In ärztliche Behandlung mußten sich auch noch Ralf Kern (Achillessehne), Mike Beckmann (Schulter), Peter Nikiferow (Fuß) und der WM-Dritte am Boden, Maik Krahberg (Fuß), begeben, Operationen stehen Andreas Heufelder (Kapselriß), Steffen Rammler (Jochbeinbruch) und Daniel Orlet bevor, der sich beim Doppelsalto-Abgang am Barren den Fußwurzelknochen brach, und dem damit lebenslanger Schaden droht.

Die Verantwortlichen ignorierten diese Ausfallquote.
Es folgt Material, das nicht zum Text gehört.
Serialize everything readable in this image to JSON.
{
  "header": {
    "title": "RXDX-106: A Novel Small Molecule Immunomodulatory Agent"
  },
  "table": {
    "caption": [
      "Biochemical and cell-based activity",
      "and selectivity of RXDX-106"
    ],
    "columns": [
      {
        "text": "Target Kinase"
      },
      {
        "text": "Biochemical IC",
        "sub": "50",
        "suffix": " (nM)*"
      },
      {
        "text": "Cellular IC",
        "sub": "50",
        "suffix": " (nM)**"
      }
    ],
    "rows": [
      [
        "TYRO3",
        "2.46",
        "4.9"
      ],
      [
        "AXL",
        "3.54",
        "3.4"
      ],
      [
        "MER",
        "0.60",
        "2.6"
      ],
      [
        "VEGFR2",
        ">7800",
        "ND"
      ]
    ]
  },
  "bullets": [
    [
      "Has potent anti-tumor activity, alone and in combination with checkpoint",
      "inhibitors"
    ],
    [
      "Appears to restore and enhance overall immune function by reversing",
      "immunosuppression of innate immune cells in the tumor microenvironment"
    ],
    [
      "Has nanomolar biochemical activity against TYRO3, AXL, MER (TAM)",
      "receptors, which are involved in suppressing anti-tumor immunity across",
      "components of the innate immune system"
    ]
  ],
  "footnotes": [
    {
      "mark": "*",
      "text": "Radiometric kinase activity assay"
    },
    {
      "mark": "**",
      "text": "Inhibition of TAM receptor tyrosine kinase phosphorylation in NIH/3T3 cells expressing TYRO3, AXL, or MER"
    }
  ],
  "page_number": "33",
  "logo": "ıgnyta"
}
Bundeskunstturnwart Eberhard Gienger, mit 33 Titeln deutscher Rekord- Meister, sagte: „Einem Austrainierten dürfen diese vier Wettkampfabschnitte mit Pflicht und zweimal Kür und die Gerätfinals keine Probleme bereiten. Schließlich wollen wir uns auch in Barcelona durchbeißen.“ Und hier heißt das Ziel wiederum Medaille.

Sieben Turner wurden für Barcelona nominiert: Der alte und neue Zwölfkampfmeister Andreas Wecker, Sven Tippelt (Deilinghofen), Reck-Weltmeister Ralf Büchner, der 1988 noch für Rumänien startende Marius Toba, der dreifache Welt- und Europameister Sylvio Kroll (Cottbus), der bei der Olympiakür gleich zweimal vom Seitpferd abstieg, Oliver Walther und Mario Franke (beide Halle). Als Reservisten stehen Jens Milbradt (Halle), Andre Hempel (Cottbus), Mike Beckmann (Gevelsberg) und Enrico Ambros (Hannover) bereit.